When we started looking at what to do on vacation. Kea
suggested that we go to the parts of New Zealand we would like to visit and neither of us have been to. We started making a list.
The East Coast, North Island
The bird sanctuary at Ulva Island
So we booked them. Then, as we were setting up Kea's planned camera upgrade, Johnathon, the local dealer, suggested we got a Tamron 150 -600 mm lens for birding. So we thought about selling stuff. I've got a fair amount of stuff, jammed into a spare room. Medium format. Large format. Rangefinders, DSLRs. And Kea suggested I commit to one system and really learn it. It began there.
So we agreed to sell everything and start afresh.

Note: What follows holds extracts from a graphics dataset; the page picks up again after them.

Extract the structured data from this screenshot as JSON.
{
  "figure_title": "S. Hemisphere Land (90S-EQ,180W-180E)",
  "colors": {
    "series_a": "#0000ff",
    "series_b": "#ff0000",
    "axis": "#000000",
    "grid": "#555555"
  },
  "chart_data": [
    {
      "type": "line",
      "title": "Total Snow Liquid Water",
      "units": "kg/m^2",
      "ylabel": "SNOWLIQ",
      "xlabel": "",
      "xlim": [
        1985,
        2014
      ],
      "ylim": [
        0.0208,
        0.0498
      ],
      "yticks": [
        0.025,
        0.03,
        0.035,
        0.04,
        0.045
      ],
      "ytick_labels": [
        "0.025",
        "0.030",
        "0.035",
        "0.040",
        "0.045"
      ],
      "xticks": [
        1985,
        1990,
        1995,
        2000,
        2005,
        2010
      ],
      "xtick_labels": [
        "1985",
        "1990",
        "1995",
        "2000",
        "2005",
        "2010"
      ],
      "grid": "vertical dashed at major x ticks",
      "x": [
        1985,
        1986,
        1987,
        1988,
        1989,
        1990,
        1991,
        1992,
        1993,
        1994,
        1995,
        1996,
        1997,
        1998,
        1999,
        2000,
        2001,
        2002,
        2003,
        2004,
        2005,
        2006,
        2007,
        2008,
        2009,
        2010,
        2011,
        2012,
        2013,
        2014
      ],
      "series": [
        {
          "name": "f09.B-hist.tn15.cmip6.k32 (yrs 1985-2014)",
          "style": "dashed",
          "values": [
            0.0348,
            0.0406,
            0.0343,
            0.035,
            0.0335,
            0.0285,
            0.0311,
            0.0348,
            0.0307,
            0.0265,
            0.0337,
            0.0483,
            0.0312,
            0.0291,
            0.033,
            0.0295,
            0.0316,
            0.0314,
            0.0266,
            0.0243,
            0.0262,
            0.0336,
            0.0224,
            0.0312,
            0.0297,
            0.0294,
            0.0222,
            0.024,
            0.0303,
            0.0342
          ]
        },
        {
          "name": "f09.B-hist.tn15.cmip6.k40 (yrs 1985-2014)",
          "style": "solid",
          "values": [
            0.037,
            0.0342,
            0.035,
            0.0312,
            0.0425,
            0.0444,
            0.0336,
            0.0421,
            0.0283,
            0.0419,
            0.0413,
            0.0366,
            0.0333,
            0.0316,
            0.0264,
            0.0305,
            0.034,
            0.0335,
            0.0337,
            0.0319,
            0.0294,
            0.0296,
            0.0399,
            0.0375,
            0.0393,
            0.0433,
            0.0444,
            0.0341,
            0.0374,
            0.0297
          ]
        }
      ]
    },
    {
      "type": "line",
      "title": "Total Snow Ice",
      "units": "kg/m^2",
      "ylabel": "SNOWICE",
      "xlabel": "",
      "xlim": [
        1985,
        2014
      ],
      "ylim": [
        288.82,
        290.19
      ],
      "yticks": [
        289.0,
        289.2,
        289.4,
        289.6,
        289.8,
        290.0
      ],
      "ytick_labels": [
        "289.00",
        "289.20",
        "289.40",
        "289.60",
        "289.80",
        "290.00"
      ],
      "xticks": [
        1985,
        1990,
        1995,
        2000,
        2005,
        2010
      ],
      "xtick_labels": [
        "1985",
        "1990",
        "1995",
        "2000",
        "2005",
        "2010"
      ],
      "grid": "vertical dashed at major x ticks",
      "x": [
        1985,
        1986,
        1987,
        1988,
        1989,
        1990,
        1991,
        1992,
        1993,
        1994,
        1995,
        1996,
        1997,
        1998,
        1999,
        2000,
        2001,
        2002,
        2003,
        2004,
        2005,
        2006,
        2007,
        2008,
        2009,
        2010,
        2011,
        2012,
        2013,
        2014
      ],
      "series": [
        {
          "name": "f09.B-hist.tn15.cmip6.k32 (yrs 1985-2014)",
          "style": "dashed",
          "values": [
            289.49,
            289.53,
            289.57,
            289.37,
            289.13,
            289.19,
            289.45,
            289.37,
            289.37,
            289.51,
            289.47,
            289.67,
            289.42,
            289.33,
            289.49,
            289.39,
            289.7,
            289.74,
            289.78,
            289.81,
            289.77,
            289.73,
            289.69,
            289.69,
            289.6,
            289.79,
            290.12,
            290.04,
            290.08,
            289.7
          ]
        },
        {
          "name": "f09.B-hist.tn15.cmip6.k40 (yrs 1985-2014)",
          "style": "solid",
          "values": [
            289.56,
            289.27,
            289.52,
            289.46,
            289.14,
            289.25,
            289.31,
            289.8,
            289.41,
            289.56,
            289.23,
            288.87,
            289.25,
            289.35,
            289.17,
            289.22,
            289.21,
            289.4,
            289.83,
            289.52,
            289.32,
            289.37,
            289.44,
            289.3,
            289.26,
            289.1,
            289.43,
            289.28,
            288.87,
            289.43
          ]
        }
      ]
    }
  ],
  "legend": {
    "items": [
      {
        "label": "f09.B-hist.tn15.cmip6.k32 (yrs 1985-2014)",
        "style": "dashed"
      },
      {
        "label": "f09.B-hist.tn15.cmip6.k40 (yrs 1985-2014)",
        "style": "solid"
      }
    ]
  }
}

The first thing I thought about is what I used a lot. Full frame nikon, medium format... and micro four thirds. I was using differnet systems when I went hiking and traveling, and other systems when I was at home. At times those systems were quite parallel -- old, collectable rangefinders and a Voightlander Bessa, for instance. At times they were not. I needed a general camera system that could do almost everything I like -- landscape, street, travel -- and one that had a future. I had old systems where parts were non existent, and the question was what would remain.
If I was going to use one camera, given what I have used a lot of, I returned to full frame.
I did not want something that had just arrived last week. I wanted to read reviews by people who had used them. I wanted to know that the firm was likely to remain: so au revoir Pentax, Mamiya, Ricoh and Olympus: now that Panasonic has joined Leica and Sigma with a full frame mirrorless mount Olympus is left alone. I don't do much video.
And I wanted more low light flexibility.
Given that Kea shoots Nikon, it made sense to get compatability. But the new DSLRs are bigger than I like.
So I chose mirrorless, and the Nikon Z system: the Z6 to be precise.
We packed everything up and took it to the dealer. Then the summer break happened, and everyone went away.
When we came back, we got a price, and worked out a fairly good deal, given the cashbacks available. I'm left with a wide angle zoom, an standard zoom and a birding lens. Instead of a car boot full of gear I've got a small bag.
Kea can use some of my lenses, and has a second body with similar range for her work.